This week, Lena Dunham, the very talented writer and star of the HBO series Girls, got a $3.5 million advance for her first book. I mean, I really do think she’s very talented, Girls is an exceptionally good TV show, and perhaps she really is “the voice of my generation…or at least a voice of a generation”, as she puts it in the first episode. But $3.5 million!!
Anyway, as someone who believes that self-help is over-criticised and can sometimes genuinely help people, it interests me that Dunham’s book is being pitched as an ‘advice book’ of witty, intelligent self-help, along the lines of Caitlin Moran’s How To Be A Woman. According to a Guardian story:
The 26-year-old filmmaker told the New Yorker festival that her advice book will contain essays about sex, mortality and food. According to the New York Times, a chapter in the proposal reads: “Red lipstick with a sunburn: How to dress for a business meeting and other hard-earned fashion lessons from the size 10 who went to the Met Ball.”
Dunham told the New Yorker that she is a frequent consumer of advice books and has read He’s Just Not That Into You as well as Be Honest – You’re Not That Into Him Either. “I didn’t take either of them seriously, but I was so fascinated by the person who felt like they had gotten to a place where they were literally a dating pro,” Dunham said. “That idea, that you could master the most mysterious emotion and write a book about how to handle it properly.”

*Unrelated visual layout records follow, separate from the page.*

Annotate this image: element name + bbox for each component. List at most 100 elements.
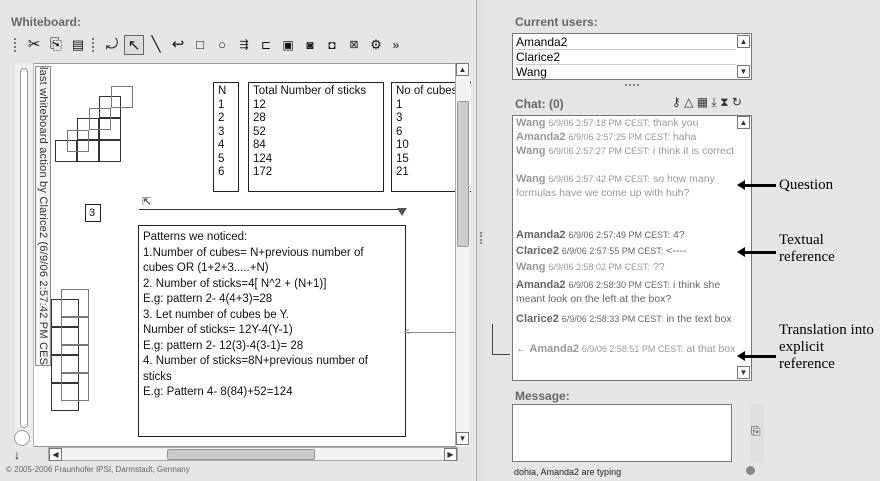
chat-user: Wang: [516, 145, 546, 157]
chat-message: Wang 6/9/06 2:57:18 PM CEST: thank you: [516, 116, 736, 130]
number-box[interactable]: 3: [85, 204, 101, 222]
chat-timestamp: 6/9/06 2:57:27 PM CEST:: [548, 146, 651, 156]
chat-timestamp: 6/9/06 2:58:51 PM CEST:: [581, 344, 684, 354]
lasso-icon[interactable]: ⤾: [102, 35, 122, 55]
scroll-up-icon[interactable]: ▲: [737, 35, 750, 48]
pointer-icon[interactable]: ↖: [124, 35, 144, 55]
chat-text: thank you: [652, 117, 699, 129]
message-label: Message:: [515, 389, 570, 403]
chat-message: Amanda2 6/9/06 2:57:25 PM CEST: haha: [516, 130, 736, 144]
scroll-down-icon[interactable]: ▼: [737, 366, 750, 379]
cell-value: 12: [253, 98, 266, 111]
cut-icon[interactable]: ✂: [24, 35, 44, 55]
paste-icon[interactable]: ▤: [68, 35, 88, 55]
chat-text: 4?: [672, 229, 685, 241]
chat-user: Wang: [516, 173, 546, 185]
rectangle-icon[interactable]: □: [190, 35, 210, 55]
pattern-line: 1.Number of cubes= N+previous number of: [143, 246, 364, 259]
users-label: Current users:: [515, 15, 598, 29]
chat-text: ??: [652, 261, 665, 273]
scroll-right-icon[interactable]: ▶: [444, 448, 457, 461]
bell-icon[interactable]: △: [684, 95, 693, 109]
pattern-line: E.g: Pattern 4- 8(84)+52=124: [143, 386, 293, 398]
typing-status: dohia, Amanda2 are typing: [514, 467, 622, 477]
chat-user: Clarice2: [516, 245, 559, 257]
canvas-vertical-scrollbar[interactable]: ▲ ▼: [455, 63, 470, 447]
scroll-down-icon[interactable]: ▼: [456, 432, 469, 445]
callout-arrow-line: [742, 184, 776, 187]
callout-arrowhead-icon: [737, 180, 745, 190]
patterns-text-box[interactable]: Patterns we noticed: 1.Number of cubes= N…: [138, 225, 406, 437]
send-icon[interactable]: ⎘: [751, 424, 761, 439]
cube-shape: [61, 289, 89, 317]
n-column-box[interactable]: N 123456: [213, 82, 239, 192]
scroll-up-icon[interactable]: ▲: [737, 116, 750, 129]
image-icon[interactable]: ▣: [278, 35, 298, 55]
chat-timestamp: 6/9/06 2:57:25 PM CEST:: [568, 132, 671, 142]
message-input[interactable]: [512, 404, 732, 462]
print-icon[interactable]: ▦: [697, 95, 708, 109]
pattern-line: E.g: pattern 2- 4(4+3)=28: [143, 293, 273, 305]
whiteboard-title: Whiteboard:: [11, 15, 81, 29]
connector-icon[interactable]: ⇶: [234, 35, 254, 55]
hourglass-icon[interactable]: ⧗: [720, 95, 728, 109]
n-header: N: [218, 85, 227, 97]
chat-text: i think it is correct: [652, 145, 735, 157]
download-icon[interactable]: ↓: [14, 448, 20, 462]
line-icon[interactable]: ╲: [146, 35, 166, 55]
scroll-left-icon[interactable]: ◀: [49, 448, 62, 461]
user-item[interactable]: Amanda2: [516, 35, 736, 50]
save-icon[interactable]: ⤓: [711, 95, 716, 109]
more-icon[interactable]: »: [386, 35, 406, 55]
zoom-slider-knob[interactable]: [14, 430, 30, 446]
key-icon[interactable]: ⚷: [672, 95, 681, 109]
pattern-line: E.g: pattern 2- 12(3)-4(3-1)= 28: [143, 339, 304, 352]
pattern-line: sticks: [143, 370, 172, 383]
cell-value: 28: [253, 112, 266, 124]
chat-message-list[interactable]: ▲ ▼ Wang 6/9/06 2:57:18 PM CEST: thank y…: [512, 115, 752, 381]
whiteboard-canvas[interactable]: 3 N 123456 Total Number of sticks 12 28 52…: [14, 63, 471, 447]
scroll-up-icon[interactable]: ▲: [456, 63, 469, 76]
chat-timestamp: 6/9/06 2:57:18 PM CEST:: [548, 118, 651, 128]
reference-arrow-icon: <: [404, 327, 410, 338]
cube-shape: [61, 345, 89, 373]
scroll-down-icon[interactable]: ▼: [737, 65, 750, 78]
chat-timestamp: 6/9/06 2:57:55 PM CEST:: [561, 246, 664, 256]
chat-user: Amanda2: [529, 343, 579, 355]
cell-value: 1: [218, 98, 225, 111]
reference-connector-line: [492, 354, 510, 355]
scroll-thumb[interactable]: [167, 449, 315, 460]
toolbar-grip: [92, 38, 96, 52]
canvas-horizontal-scrollbar[interactable]: ◀ ▶: [48, 447, 458, 461]
chat-user: Wang: [516, 117, 546, 129]
graph-icon[interactable]: ⊠: [344, 35, 364, 55]
callout-arrow-line: [742, 251, 776, 254]
chat-user: Amanda2: [516, 279, 566, 291]
text-box-icon[interactable]: ⊏: [256, 35, 276, 55]
chat-user: Clarice2: [516, 313, 559, 325]
user-list[interactable]: Amanda2 Clarice2 Wang ▲ ▼: [512, 33, 752, 80]
refresh-icon[interactable]: ↻: [732, 95, 742, 109]
chat-message: Wang 6/9/06 2:57:42 PM CEST: so how many…: [516, 172, 736, 200]
cube-shape: [111, 86, 133, 108]
chat-message: Wang 6/9/06 2:57:27 PM CEST: i think it …: [516, 144, 736, 158]
screenshot-icon[interactable]: ◘: [322, 35, 342, 55]
user-item[interactable]: Wang: [516, 65, 736, 80]
chat-message: ← Amanda2 6/9/06 2:58:51 PM CEST: at tha…: [516, 342, 736, 356]
freehand-icon[interactable]: ↩: [168, 35, 188, 55]
pattern-line: 4. Number of sticks=8N+previous number o…: [143, 355, 368, 367]
cell-value: 84: [253, 139, 266, 151]
zoom-slider[interactable]: [14, 63, 34, 447]
settings-icon[interactable]: ⚙: [366, 35, 386, 55]
chat-message: Clarice2 6/9/06 2:58:33 PM CEST: in the …: [516, 312, 736, 326]
sticks-column-box[interactable]: Total Number of sticks 12 28 52 84 124 172: [248, 82, 384, 192]
user-item[interactable]: Clarice2: [516, 50, 736, 65]
chat-timestamp: 6/9/06 2:58:33 PM CEST:: [561, 314, 664, 324]
copy-icon[interactable]: ⎘: [46, 35, 66, 55]
zoom-slider-track[interactable]: [20, 68, 28, 428]
scroll-thumb[interactable]: [457, 101, 469, 247]
reference-pointer-icon: [397, 208, 407, 216]
embed-icon[interactable]: ◙: [300, 35, 320, 55]
ellipse-icon[interactable]: ○: [212, 35, 232, 55]
splitter-grip-icon[interactable]: [625, 84, 639, 86]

It’s interesting she should write an advice book and admit (if that’s the right word) to reading them and finding them useful, considering this scene below, from the second episode of Girls, where one of the girls shares advice from a self-help book, and another of them rails against such books for all their ‘supposed tos’. Jesse says: ‘“I’m offended by all the ‘supposed to’s.’ I don’t like women telling other women what to do, or how to do it, or when to do it.” Meanwhile Lena sits between them taking the centre-ground position (although it is the anti-self-help diatribe that gets the best lines).

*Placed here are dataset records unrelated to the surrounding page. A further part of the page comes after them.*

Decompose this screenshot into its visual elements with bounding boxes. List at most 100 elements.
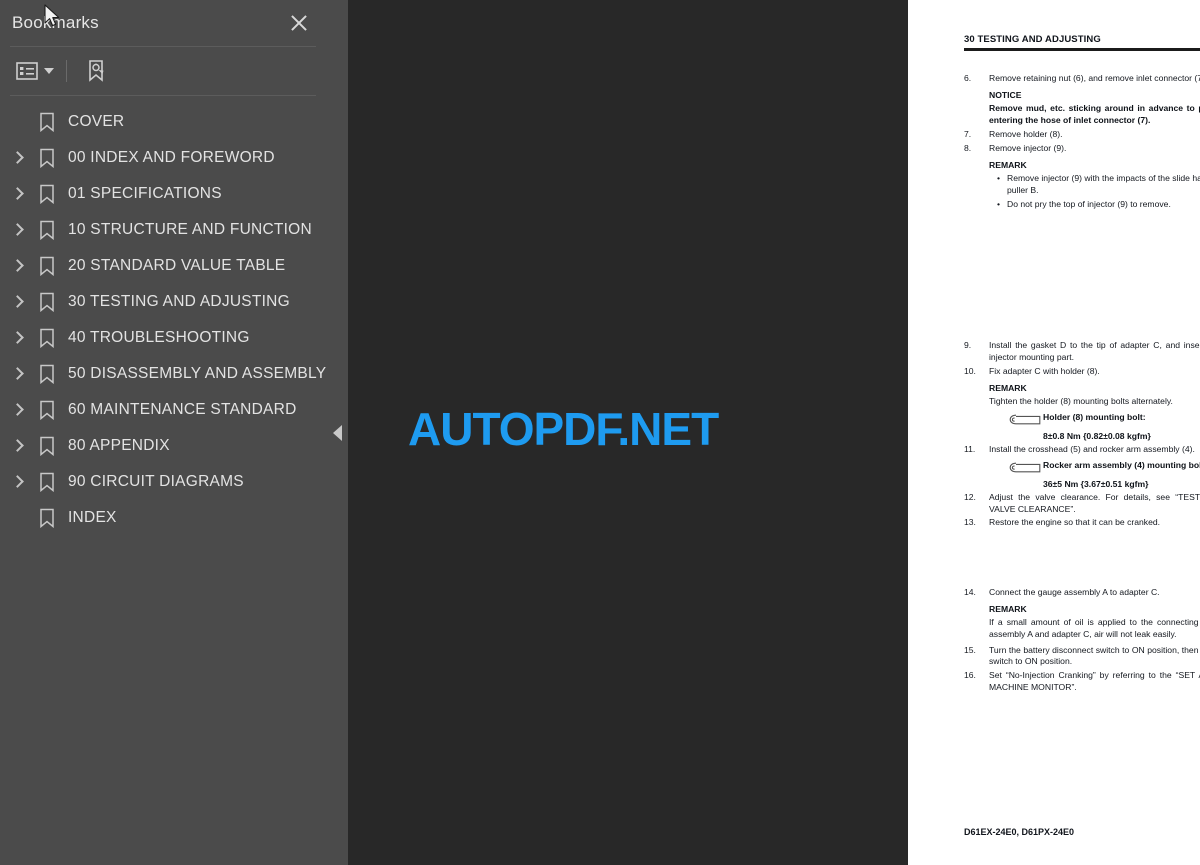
step-number: 12. <box>964 491 976 502</box>
bookmark-item-label: 90 CIRCUIT DIAGRAMS <box>68 473 244 490</box>
bookmark-item-label: 00 INDEX AND FOREWORD <box>68 149 275 166</box>
pdf-page: 30 TESTING AND ADJUSTING TEST COMPRESSIO… <box>908 0 1200 865</box>
bookmark-icon <box>32 112 62 132</box>
step-text: Restore the engine so that it can be cra… <box>989 517 1161 528</box>
text-spacer <box>964 531 1200 587</box>
bullet-text: Remove injector (9) with the impacts of … <box>1007 172 1200 196</box>
wrench-glyph <box>1009 462 1041 473</box>
bookmark-item-2[interactable]: 01 SPECIFICATIONS <box>0 176 326 212</box>
bookmark-item-11[interactable]: INDEX <box>0 500 326 536</box>
new-bookmark-icon[interactable] <box>79 55 115 87</box>
bookmark-icon <box>32 364 62 384</box>
step-number: 8. <box>964 143 972 154</box>
step-number: 15. <box>964 644 976 655</box>
step-text: Adjust the valve clearance. For details,… <box>989 491 1200 514</box>
bookmark-item-8[interactable]: 60 MAINTENANCE STANDARD <box>0 392 326 428</box>
bookmark-icon <box>32 220 62 240</box>
bookmark-item-4[interactable]: 20 STANDARD VALUE TABLE <box>0 248 326 284</box>
collapse-panel-arrow-icon[interactable] <box>326 0 348 865</box>
step-number: 13. <box>964 517 976 528</box>
expand-chevron-icon[interactable] <box>4 252 32 280</box>
notice-text: Remove mud, etc. sticking around in adva… <box>989 102 1200 126</box>
step-text: Connect the gauge assembly A to adapter … <box>989 587 1160 598</box>
step-12: 12. Adjust the valve clearance. For deta… <box>964 492 1200 516</box>
bullet-text: Do not pry the top of injector (9) to re… <box>1007 199 1171 210</box>
step-number: 14. <box>964 587 976 598</box>
step-text: Turn the battery disconnect switch to ON… <box>989 644 1200 667</box>
bookmark-icon <box>32 184 62 204</box>
page-header: 30 TESTING AND ADJUSTING TEST COMPRESSIO… <box>964 34 1200 45</box>
bookmark-item-1[interactable]: 00 INDEX AND FOREWORD <box>0 140 326 176</box>
expand-chevron-icon[interactable] <box>4 288 32 316</box>
list-options-glyph <box>16 62 38 80</box>
expand-chevron-icon[interactable] <box>4 324 32 352</box>
bookmark-item-6[interactable]: 40 TROUBLESHOOTING <box>0 320 326 356</box>
left-arrow-glyph <box>332 424 342 441</box>
bookmark-item-7[interactable]: 50 DISASSEMBLY AND ASSEMBLY <box>0 356 326 392</box>
torque-label: Rocker arm assembly (4) mounting bolt: <box>1043 459 1200 470</box>
remark-heading-3: REMARK <box>989 604 1027 615</box>
step-number: 9. <box>964 340 972 351</box>
close-icon[interactable] <box>286 10 312 36</box>
remark-bullet-1: • Remove injector (9) with the impacts o… <box>997 172 1200 196</box>
step-6: 6. Remove retaining nut (6), and remove … <box>964 73 1200 85</box>
step-text: Set “No-Injection Cranking” by referring… <box>989 670 1200 693</box>
bookmark-item-3[interactable]: 10 STRUCTURE AND FUNCTION <box>0 212 326 248</box>
page-header-left: 30 TESTING AND ADJUSTING <box>964 34 1101 45</box>
wrench-glyph <box>1009 414 1041 425</box>
torque-value-2: 36±5 Nm {3.67±0.51 kgfm} <box>1043 478 1149 489</box>
bullet-icon: • <box>997 199 1001 210</box>
bookmark-item-5[interactable]: 30 TESTING AND ADJUSTING <box>0 284 326 320</box>
torque-spec-2: Rocker arm assembly (4) mounting bolt: <box>1009 459 1200 478</box>
document-viewer[interactable]: 30 TESTING AND ADJUSTING TEST COMPRESSIO… <box>326 0 1200 865</box>
new-bookmark-glyph <box>89 60 104 82</box>
bookmark-icon <box>32 256 62 276</box>
bookmark-list-options-icon[interactable] <box>10 57 60 85</box>
bookmark-icon <box>32 472 62 492</box>
chevron-down-icon[interactable] <box>44 68 54 74</box>
step-number: 10. <box>964 365 976 376</box>
torque-spec-1: Holder (8) mounting bolt: <box>1009 411 1200 430</box>
toolbar-separator <box>66 60 67 82</box>
step-13: 13. Restore the engine so that it can be… <box>964 517 1200 529</box>
expand-chevron-icon[interactable] <box>4 144 32 172</box>
bookmark-item-label: 80 APPENDIX <box>68 437 170 454</box>
bullet-icon: • <box>997 172 1001 183</box>
page-footer-left: D61EX-24E0, D61PX-24E0 <box>964 827 1075 837</box>
expand-chevron-icon[interactable] <box>4 396 32 424</box>
step-text: Remove retaining nut (6), and remove inl… <box>989 73 1200 83</box>
page-header-rule <box>964 48 1200 51</box>
bookmark-item-label: 20 STANDARD VALUE TABLE <box>68 257 286 274</box>
step-number: 6. <box>964 73 972 83</box>
expand-chevron-icon[interactable] <box>4 468 32 496</box>
expand-chevron-icon[interactable] <box>4 360 32 388</box>
wrench-icon <box>1009 411 1043 430</box>
step-text: Install the gasket D to the tip of adapt… <box>989 340 1200 362</box>
bookmark-item-9[interactable]: 80 APPENDIX <box>0 428 326 464</box>
step-14: 14. Connect the gauge assembly A to adap… <box>964 587 1200 599</box>
expand-chevron-icon[interactable] <box>4 216 32 244</box>
expand-chevron-icon[interactable] <box>4 180 32 208</box>
bookmark-icon <box>32 508 62 528</box>
expand-placeholder <box>4 108 32 136</box>
step-11: 11. Install the crosshead (5) and rocker… <box>964 444 1200 456</box>
expand-chevron-icon[interactable] <box>4 432 32 460</box>
torque-value-1: 8±0.8 Nm {0.82±0.08 kgfm} <box>1043 430 1151 441</box>
page-footer: D61EX-24E0, D61PX-24E0 30-31 <box>964 827 1200 837</box>
step-number: 11. <box>964 443 976 454</box>
bookmark-item-label: 40 TROUBLESHOOTING <box>68 329 250 346</box>
step-9: 9. Install the gasket D to the tip of ad… <box>964 340 1200 364</box>
remark-heading-1: REMARK <box>989 159 1027 170</box>
step-text: Remove holder (8). <box>989 129 1063 140</box>
step-number: 16. <box>964 670 976 681</box>
remark-text-3: If a small amount of oil is applied to t… <box>989 617 1200 640</box>
bookmark-item-10[interactable]: 90 CIRCUIT DIAGRAMS <box>0 464 326 500</box>
cursor-arrow-icon <box>44 4 60 27</box>
step-16: 16. Set “No-Injection Cranking” by refer… <box>964 670 1200 694</box>
bookmark-item-0[interactable]: COVER <box>0 104 326 140</box>
bookmark-item-label: INDEX <box>68 509 117 526</box>
bookmark-icon <box>32 436 62 456</box>
bookmark-icon <box>32 292 62 312</box>
torque-label: Holder (8) mounting bolt: <box>1043 411 1146 422</box>
bookmarks-panel: Bookmarks <box>0 0 326 865</box>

It seems like she has a sort of love-hate relationship with self-help, hating its Victorian preachiness and glib generalisations (like ‘sex from behind is demeaning’), but also recognising something that’s good and useful in the tradition: that perhaps sometimes self help books really do help people ‘master mysterious emotions’ and handle tricky situations. Perhaps she is trying to reshape the tradition for a brighter, more savvy and more ironic audience. Self-help for sarcastic New Yorkers, in other words – rather like Oliver Burkeman’s excellent books and articles. Sounds good to me.